Não é preciso agir já: a lei entrou em vigor a 1 de janeiro de 2026, mas a ferramenta só será atualizada no portal. Basta guardar as faturas com NIF e verificar a nova categoria quando aparecer.
e‑Fatura: validação de faturas culturais em abril
A Autoridade Tributária está a adaptar o sistema de classificação para criar uma categoria específica de despesas culturais no Portal das Finanças. Até agora, o portal só reconhecia setores como restauração, cabeleireiros e ginásios.
Quem comprou livros em estabelecimentos especializados ou pagou bilhetes com NIF vai poder validar essas faturas para o IRS de 2027. Tens aqui uma oportunidade de recuperar parte do IVA que já pagaste.
Insight: a porta fiscal já está aberta; falta o portal acompanhar a lei — guarda os comprovativos e não te precipites.
O que muda para livros, teatro e museus
Entram na nova categoria as faturas relativas a compras de livros em lojas especializadas, bilhetes para teatro, música e dança, e entradas em museus, arquivos ou sítios históricos. A inclusão foi feita pelo Orçamento do Estado para 2026.

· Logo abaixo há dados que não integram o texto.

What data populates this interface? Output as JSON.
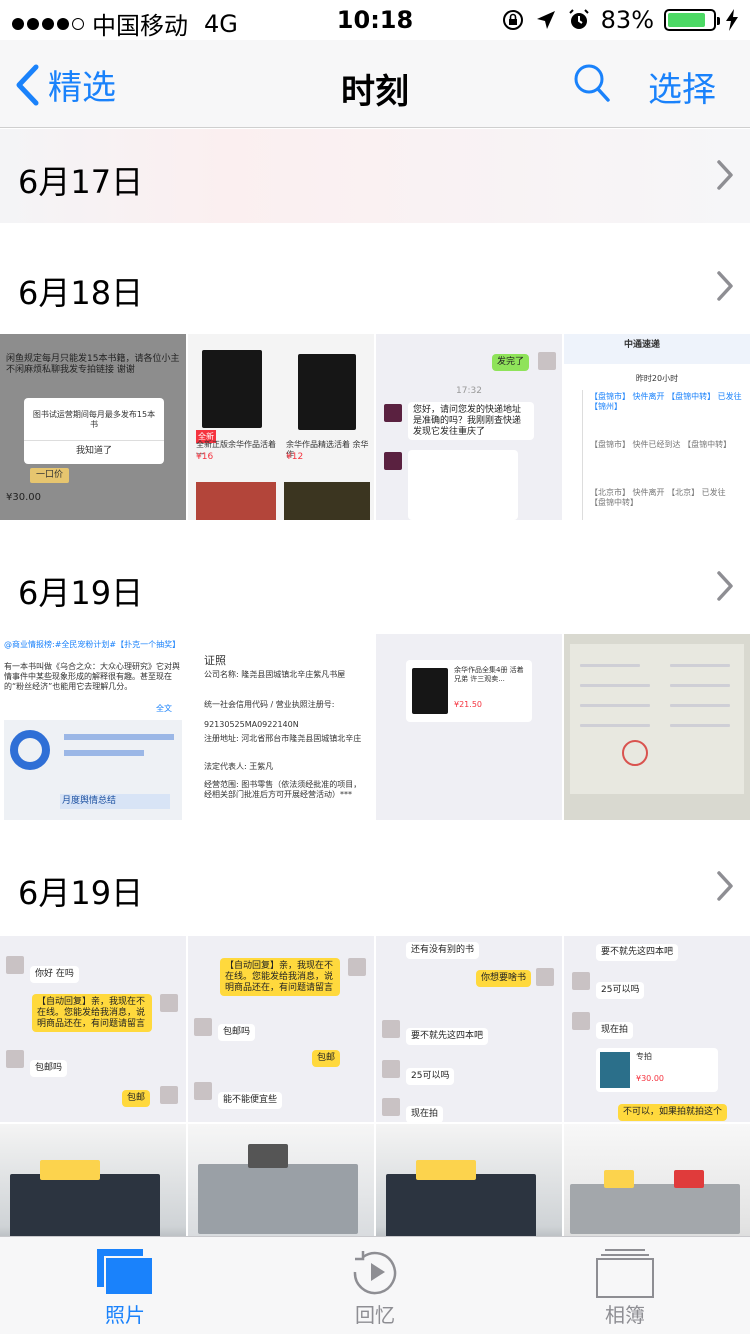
{
  "status": {
    "carrier": "中国移动",
    "network": "4G",
    "time": "10:18",
    "battery": "83%",
    "battery_level": 0.83,
    "battery_color": "#4cd964"
  },
  "nav": {
    "back_label": "精选",
    "title": "时刻",
    "select_label": "选择",
    "accent_color": "#1a82fb"
  },
  "sections": [
    {
      "date": "6月17日"
    },
    {
      "date": "6月18日"
    },
    {
      "date": "6月19日"
    },
    {
      "date": "6月19日"
    }
  ],
  "thumbs": {
    "r1t1": {
      "dialog_text": "图书试运营期间每月最多发布15本书",
      "dialog_button": "我知道了",
      "price": "¥30.00",
      "top_text": "闲鱼规定每月只能发15本书籍，请各位小主不闲麻烦私聊我发专拍链接 谢谢",
      "button": "一口价"
    },
    "r1t2": {
      "tag": "全新",
      "title1": "全新正版余华作品活着一",
      "price1": "¥16",
      "title2": "余华作品精选活着 余华作",
      "price2": "¥12"
    },
    "r1t3": {
      "me1": "发完了",
      "time": "17:32",
      "other1": "您好，请问您发的快递地址是准确的吗？我刚刚查快递发现它发往重庆了"
    },
    "r1t4": {
      "company": "中通速递",
      "status1": "昨时20小时",
      "l1": "【盘锦市】 快件离开 【盘锦中转】 已发往 【锦州】",
      "l2": "【盘锦市】 快件已经到达 【盘锦中转】",
      "l3": "【北京市】 快件离开 【北京】 已发往 【盘锦中转】"
    },
    "r2t1": {
      "headline": "@商业情报榜:#全民宠粉计划#【扑克一个抽奖】",
      "body": "有一本书叫做《乌合之众：大众心理研究》它对舆情事件中某些现象形成的解释很有趣。甚至现在的“粉丝经济”也能用它去理解几分。",
      "more": "全文",
      "report": "月度舆情总结"
    },
    "r2t2": {
      "heading": "证照",
      "company": "公司名称: 隆尧县固城镇北辛庄紫凡书屋",
      "credit_label": "统一社会信用代码 / 营业执照注册号:",
      "credit": "92130525MA0922140N",
      "address": "注册地址: 河北省邢台市隆尧县固城镇北辛庄",
      "legal": "法定代表人: 王紫凡",
      "scope": "经营范围: 图书零售（依法须经批准的项目，经相关部门批准后方可开展经营活动）***"
    },
    "r2t3": {
      "text": "余华作品全集4册 活着 兄弟 许三观卖...",
      "price": "¥21.50"
    },
    "r3t1": {
      "b1": "你好 在吗",
      "b2": "【自动回复】亲，我现在不在线。您能发给我消息，说明商品还在，有问题请留言",
      "b3": "包邮吗",
      "b4": "包邮"
    },
    "r3t2": {
      "b1": "【自动回复】亲，我现在不在线。您能发给我消息，说明商品还在，有问题请留言",
      "b2": "包邮吗",
      "b3": "包邮",
      "b4": "能不能便宜些"
    },
    "r3t3": {
      "b1": "还有没有别的书",
      "b2": "你想要啥书",
      "b3": "要不就先这四本吧",
      "b4": "25可以吗",
      "b5": "现在拍"
    },
    "r3t4": {
      "b1": "要不就先这四本吧",
      "b2": "25可以吗",
      "b3": "现在拍",
      "card_title": "专拍",
      "card_price": "¥30.00",
      "b4": "不可以，如果拍就拍这个"
    }
  },
  "tabs": [
    {
      "label": "照片",
      "active": true
    },
    {
      "label": "回忆",
      "active": false
    },
    {
      "label": "相簿",
      "active": false
    }
  ]
}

Se a entidade emissora não tiver o CAE adequado, a fatura pode não aparecer automaticamente na categoria correta. Nesse caso, é útil confirmar com o estabelecimento ou aguardar a atualização do portal.
Insight: quando a categoria surgir, podes corrigir a classificação sem perder o direito à dedução.
Quanto podes deduzir no IRS com despesas culturais
A dedução funciona como nas restantes faturas da exigência: o contribuinte tem direito a deduzir 15% do IVA suportado nas faturas elegíveis. Trata‑se de uma dedução à coleta, que diminui o imposto final a pagar.
Há, contudo, um limite global: o teto total para todas as despesas incluídas na dedução por fatura é de 250 euros. Ou seja, as faturas culturais somam‑se às de restauração, cabeleireiros e outros setores já abrangidos.
Insight: a dedução alivia o IRS, mas não cria um novo plafond — controla as faturas do agregado familiar para não ultrapassar o limite.
Prazos, correções e o que fazer agora
As faturas só serão consideradas se emitidas a partir de 1 de janeiro de 2026. A funcionalidade no portal deverá ficar disponível durante abril e o prazo para validar faturas referentes a 2026 vai até 1 de março de 2027.
Se já colocaste uma fatura cultural noutra categoria, podes corrigir a classificação no Portal e‑Fatura depois da atualização. Não percas tempo a reenviar documentos: aguarda e ajusta quando a nova opção aparecer.
Insight: pede sempre fatura com NIF e guarda os papéis — assim evitas perder apoios por um pormenor administrativo.
O que isto representa para o teu bolso e para a cultura
Além do impacto fiscal, a medida junta consumo cultural às contas do dia a dia. Para famílias que fazem pequenas despesas em livros ou espetáculos, isso representa um alívio concreto na declaração de IRS.
Imagina a Maria, que todos os meses compra um livro para os netos: com pouca disciplina, cada fatura soma à dedução e no fim traduzi‑se em menos imposto. Não é uma grande fortuna, mas é um incentivo para manteres comprovativos e apostar na cultura.
Insight: a mudança aproxima a política fiscal do quotidiano das famílias — atenção aos comprovativos, porque o benefício depende disso.
Dica extra: basta pedir fatura com NIF, confirmar que o vendedor comunica ao sistema e, em abril, corrige eventuais classificações. Assim nunca mais deixas uma despesa cultural fora da conta do IRS.